SM35581SM2019: Homework 6, ex1 and Notebook 6

I am currently attempting to tackle exercise 1 of homework 6 and have several questions in its regard and on the first part of notebook 6.
Please excuse me if some of these might be trivial.

1. We're assuming that the values we're trying to fit are the numbers of deads for each population group, which we assumed to be distributed as a Poisson, therefore the dataset contains a total of 35 total observations. Is this assumption correct? I'm asking because, if this is the case, the dataset consists solely of single observations for each subgroup, which makes me fear may raise complications when performing the train-test split.

2. I'm not sure on how to treat the cathegorical covariates when expressing their relation with the poisson's mean: i'm assuming that just using their integer representation in the linear combination of the exponent would be a bad idea, as it would introduce a sequentiality which is not necessarily implied by the correspondent label (even if, perhaps, still reasonable when representing the age buckets). Is this a legit concern?

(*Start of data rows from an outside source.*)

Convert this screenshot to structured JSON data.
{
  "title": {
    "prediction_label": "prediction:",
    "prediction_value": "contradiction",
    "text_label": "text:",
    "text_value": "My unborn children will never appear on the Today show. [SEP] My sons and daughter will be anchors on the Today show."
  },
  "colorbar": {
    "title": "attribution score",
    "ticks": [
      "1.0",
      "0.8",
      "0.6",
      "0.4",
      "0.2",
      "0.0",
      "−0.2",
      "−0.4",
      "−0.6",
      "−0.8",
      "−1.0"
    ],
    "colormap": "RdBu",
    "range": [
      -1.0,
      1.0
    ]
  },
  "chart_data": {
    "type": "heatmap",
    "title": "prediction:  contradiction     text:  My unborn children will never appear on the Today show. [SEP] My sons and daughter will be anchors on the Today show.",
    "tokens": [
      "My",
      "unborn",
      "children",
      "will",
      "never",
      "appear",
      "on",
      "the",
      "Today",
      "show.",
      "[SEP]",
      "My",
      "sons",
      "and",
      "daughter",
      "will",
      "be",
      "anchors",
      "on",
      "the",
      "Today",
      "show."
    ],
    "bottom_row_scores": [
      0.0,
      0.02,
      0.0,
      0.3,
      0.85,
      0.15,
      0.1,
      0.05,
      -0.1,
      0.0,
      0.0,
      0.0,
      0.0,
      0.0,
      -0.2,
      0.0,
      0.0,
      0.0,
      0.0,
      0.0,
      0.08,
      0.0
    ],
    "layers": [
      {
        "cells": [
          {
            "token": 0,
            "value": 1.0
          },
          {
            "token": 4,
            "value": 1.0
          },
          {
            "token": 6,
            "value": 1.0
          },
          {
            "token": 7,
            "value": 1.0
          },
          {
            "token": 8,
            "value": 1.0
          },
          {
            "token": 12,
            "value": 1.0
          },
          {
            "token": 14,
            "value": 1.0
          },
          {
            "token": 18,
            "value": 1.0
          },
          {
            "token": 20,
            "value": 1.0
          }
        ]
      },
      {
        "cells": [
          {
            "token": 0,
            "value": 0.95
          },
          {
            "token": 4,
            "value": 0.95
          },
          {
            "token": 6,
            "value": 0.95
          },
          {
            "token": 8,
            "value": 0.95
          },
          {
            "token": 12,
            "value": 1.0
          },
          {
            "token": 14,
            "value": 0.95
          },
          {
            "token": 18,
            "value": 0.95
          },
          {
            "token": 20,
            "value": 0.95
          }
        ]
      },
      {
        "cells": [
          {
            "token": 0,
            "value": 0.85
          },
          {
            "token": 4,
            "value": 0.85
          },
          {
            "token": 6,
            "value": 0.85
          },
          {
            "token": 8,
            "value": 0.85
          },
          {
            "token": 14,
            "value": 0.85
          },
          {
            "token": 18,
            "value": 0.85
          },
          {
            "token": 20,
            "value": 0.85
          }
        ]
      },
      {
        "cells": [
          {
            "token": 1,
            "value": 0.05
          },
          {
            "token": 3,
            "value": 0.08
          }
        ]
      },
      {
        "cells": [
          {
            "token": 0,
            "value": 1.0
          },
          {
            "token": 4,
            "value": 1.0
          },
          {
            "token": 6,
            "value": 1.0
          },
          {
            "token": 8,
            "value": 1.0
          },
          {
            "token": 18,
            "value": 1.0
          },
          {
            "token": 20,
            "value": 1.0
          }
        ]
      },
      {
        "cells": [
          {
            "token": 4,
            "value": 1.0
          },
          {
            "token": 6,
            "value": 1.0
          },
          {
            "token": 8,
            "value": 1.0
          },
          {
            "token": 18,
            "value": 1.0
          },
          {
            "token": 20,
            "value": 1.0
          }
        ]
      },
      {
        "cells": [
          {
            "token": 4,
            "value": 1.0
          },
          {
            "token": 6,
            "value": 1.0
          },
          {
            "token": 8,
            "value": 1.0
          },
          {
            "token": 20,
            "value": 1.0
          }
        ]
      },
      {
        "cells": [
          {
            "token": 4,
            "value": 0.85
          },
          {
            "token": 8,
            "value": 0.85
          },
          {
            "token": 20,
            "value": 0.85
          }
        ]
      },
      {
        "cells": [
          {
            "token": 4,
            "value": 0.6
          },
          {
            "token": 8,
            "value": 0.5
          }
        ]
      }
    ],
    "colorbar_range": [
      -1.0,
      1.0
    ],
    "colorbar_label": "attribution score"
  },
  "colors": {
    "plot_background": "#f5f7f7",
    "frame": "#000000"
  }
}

3. Assuming the answer to the previous is "yes", i'd use the following representation:
    - The "age" buckets use a one-hot representation. Each component has its own weight in the sum (9 buckets, therefore 9 separate weights)
    - The "smoking habits" cathegories uses two binary variables (i.e. "smokes cigarettes" and "smokes cigars and pipes"), thus mapping to two terms in the linear combination with separate weights.
    Would such representation be correct or am I over-complicating the matter?

4. Should we introduce an additional gaussian noise on top of the Poisson? If not, why?

5. I'd assume a standard prior for all the weights and the bias in both the model and the guide since I see no particular reason to prefer other distributions. Am I missing something there?

6. Related to the previous, is there any particular reason for which, in notebook 6, a LogNormal was chosen for the bias term (other than making the posterior analitically untractable)? And why would one chose a different distribution for the weights in the guide? And, why the (multivariate, i suppose?) Gamma in that specific case?

7. Still about notebook 6, why were the hyper-hyper-parameters w_loc, w_scale, b_loc and b_scale initialised using `torch.rand()` instead of sampling a uniform distribution in (0,1)?

Excuse me for the torrent of questions, I would much appreciate your guidance on these doubts.